Having completed our tour of the city, we headed towards the airport area, as I had booked a hotel near the airport to avoid heavy traffic rush, we witnessed first-hand the traffic jams while trying to reach our hotel from main Kochi area.  Although the ‘9 Gems Airport Hotel’ is a small establishment, but it is neat and clean with a dedicated workforce and quite good option for overnight stays.  Kochi now a days, is a bustling city that is also one of the commercial hub of Kerala and there are many industries contributing to the success of this place. Amongst them is the Kochi Refineries located at Ambalamugal which works along with the Bharat Petroleum Corporation Limited (BPCL). This refinery is a major contributor of petrol, diesel, aviation turbine fuel, LPG and many more useful bi-products.

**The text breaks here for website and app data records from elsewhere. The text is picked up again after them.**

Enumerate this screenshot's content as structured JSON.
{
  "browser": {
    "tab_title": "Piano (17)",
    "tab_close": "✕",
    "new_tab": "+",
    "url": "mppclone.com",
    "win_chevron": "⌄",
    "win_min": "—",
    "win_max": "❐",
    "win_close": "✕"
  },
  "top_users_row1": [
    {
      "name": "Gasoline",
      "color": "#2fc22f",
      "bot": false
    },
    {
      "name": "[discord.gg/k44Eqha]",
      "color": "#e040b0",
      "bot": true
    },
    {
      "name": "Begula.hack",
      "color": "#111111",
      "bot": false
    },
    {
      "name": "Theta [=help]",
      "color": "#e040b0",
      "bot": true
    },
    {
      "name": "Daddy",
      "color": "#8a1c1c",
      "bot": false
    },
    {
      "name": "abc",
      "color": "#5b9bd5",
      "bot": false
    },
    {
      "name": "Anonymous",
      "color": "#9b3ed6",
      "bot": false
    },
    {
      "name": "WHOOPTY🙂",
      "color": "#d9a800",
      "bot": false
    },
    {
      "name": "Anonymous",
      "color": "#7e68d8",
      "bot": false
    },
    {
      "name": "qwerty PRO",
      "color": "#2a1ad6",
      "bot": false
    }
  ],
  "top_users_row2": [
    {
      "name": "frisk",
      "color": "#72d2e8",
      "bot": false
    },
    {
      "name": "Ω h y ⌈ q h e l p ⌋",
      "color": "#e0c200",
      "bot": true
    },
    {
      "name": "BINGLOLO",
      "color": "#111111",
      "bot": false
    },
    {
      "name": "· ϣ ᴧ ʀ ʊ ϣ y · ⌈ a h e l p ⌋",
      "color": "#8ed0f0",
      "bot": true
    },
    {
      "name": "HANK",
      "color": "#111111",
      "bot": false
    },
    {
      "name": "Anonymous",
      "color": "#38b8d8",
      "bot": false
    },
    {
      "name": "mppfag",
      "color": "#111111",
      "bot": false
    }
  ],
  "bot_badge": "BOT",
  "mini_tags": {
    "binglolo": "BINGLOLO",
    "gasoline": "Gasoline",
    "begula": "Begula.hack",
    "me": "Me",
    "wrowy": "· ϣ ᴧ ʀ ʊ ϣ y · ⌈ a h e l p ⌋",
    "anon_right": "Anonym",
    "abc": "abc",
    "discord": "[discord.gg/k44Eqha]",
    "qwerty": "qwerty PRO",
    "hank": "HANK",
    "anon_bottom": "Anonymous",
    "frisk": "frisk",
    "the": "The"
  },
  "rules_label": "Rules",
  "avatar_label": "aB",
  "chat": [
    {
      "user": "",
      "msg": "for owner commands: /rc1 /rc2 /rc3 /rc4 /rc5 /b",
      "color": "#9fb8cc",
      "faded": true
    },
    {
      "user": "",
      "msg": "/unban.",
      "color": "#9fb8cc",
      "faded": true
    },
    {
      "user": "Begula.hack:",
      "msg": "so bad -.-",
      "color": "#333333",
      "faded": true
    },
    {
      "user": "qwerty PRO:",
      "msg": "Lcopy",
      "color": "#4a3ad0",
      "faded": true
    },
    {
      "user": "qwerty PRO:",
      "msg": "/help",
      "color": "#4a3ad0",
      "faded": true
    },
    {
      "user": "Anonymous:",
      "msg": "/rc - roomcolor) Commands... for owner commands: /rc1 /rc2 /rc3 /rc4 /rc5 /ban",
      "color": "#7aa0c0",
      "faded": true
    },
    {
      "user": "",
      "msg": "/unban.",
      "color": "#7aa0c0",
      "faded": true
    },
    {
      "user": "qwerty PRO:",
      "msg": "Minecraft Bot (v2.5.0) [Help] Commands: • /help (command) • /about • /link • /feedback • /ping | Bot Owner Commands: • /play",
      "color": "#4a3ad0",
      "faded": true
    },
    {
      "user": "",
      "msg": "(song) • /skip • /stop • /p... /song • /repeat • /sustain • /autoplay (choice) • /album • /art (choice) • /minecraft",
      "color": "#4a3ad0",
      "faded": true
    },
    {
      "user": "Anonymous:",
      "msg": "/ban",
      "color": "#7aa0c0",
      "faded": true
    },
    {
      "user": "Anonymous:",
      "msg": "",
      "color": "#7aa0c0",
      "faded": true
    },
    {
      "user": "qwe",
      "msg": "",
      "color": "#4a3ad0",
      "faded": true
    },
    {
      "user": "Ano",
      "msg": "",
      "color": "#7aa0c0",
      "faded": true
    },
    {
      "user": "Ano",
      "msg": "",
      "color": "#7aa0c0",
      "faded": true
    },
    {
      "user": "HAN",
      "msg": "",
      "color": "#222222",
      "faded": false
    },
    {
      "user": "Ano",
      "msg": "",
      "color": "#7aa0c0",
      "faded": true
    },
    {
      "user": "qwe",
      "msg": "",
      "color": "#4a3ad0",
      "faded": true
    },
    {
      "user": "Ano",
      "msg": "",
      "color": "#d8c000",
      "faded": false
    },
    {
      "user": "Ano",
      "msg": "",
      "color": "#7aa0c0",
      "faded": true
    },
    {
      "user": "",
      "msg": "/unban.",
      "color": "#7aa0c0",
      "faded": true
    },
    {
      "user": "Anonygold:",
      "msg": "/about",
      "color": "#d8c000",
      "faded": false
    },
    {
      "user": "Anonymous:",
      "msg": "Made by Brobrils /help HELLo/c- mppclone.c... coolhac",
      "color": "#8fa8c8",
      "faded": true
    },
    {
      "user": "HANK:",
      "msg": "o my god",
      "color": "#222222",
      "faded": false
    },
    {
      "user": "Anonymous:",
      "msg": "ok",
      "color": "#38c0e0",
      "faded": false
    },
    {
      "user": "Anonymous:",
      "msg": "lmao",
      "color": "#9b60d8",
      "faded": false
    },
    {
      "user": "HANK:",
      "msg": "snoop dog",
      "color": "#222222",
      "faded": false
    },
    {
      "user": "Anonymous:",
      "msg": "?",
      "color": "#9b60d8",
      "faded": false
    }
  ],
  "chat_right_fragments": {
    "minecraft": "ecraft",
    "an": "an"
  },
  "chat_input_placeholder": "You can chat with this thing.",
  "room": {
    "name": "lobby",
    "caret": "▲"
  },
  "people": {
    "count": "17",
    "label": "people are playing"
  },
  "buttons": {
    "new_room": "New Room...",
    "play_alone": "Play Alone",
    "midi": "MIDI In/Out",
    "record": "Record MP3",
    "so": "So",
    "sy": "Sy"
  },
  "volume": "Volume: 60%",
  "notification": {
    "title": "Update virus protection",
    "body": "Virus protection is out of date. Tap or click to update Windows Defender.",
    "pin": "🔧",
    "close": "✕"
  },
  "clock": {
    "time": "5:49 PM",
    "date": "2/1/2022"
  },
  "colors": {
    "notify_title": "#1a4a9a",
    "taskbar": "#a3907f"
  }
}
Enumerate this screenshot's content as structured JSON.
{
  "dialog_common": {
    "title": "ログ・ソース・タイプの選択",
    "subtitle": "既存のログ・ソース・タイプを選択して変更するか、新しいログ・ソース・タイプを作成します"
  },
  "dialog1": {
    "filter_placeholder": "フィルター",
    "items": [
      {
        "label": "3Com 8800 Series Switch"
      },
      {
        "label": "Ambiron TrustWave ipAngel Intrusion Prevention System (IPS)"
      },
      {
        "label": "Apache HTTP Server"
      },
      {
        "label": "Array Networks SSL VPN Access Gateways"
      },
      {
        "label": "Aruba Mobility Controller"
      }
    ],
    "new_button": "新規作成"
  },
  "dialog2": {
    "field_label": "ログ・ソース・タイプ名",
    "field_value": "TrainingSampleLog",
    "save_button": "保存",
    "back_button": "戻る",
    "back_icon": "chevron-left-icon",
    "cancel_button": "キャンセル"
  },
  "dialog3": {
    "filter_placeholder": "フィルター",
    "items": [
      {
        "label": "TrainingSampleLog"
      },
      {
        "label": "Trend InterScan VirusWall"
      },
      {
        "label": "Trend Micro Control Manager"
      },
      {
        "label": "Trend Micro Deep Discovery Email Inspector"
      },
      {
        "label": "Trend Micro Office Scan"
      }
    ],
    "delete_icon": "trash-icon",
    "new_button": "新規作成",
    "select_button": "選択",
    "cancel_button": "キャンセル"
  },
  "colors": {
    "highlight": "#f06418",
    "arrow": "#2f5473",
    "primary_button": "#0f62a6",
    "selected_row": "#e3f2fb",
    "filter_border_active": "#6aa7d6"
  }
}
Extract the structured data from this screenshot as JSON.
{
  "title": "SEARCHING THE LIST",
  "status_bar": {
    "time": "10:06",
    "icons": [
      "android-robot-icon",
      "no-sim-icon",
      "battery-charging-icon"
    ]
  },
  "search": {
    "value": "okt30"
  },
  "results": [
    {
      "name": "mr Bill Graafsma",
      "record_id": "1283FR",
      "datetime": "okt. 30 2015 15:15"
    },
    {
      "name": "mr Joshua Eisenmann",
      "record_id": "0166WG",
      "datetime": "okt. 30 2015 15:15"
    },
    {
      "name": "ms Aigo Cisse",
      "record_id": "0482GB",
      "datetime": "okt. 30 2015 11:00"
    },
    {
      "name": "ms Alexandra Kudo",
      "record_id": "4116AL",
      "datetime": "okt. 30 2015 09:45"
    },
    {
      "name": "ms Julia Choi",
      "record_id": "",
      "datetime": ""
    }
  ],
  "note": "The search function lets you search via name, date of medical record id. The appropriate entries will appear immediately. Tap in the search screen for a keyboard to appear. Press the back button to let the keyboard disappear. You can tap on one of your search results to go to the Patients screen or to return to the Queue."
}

Eloor is an industrial area of Kochi where you have around 250 industries which are involved in producing retro-chemical products, fertilizer, pesticides and even leather products.  Further, it being sensitive militarily, the South Western Naval Command headquarters are also at Kochi.  Thus, ended our trip to Kerala, but not without a hitch, as the vehicle owner, who had promised to end the trip at Kochi as the last destination, started clamoring for paying him for return journey to Thiruvananthapuram, wherefrom I had booked the vehicle and that too at rates with Air Conditioner, whereas it was not required for driver who was to return the vehicle alone.  These kinds to tricks played on the visitors, which leaves a bad taste for tourists at the end.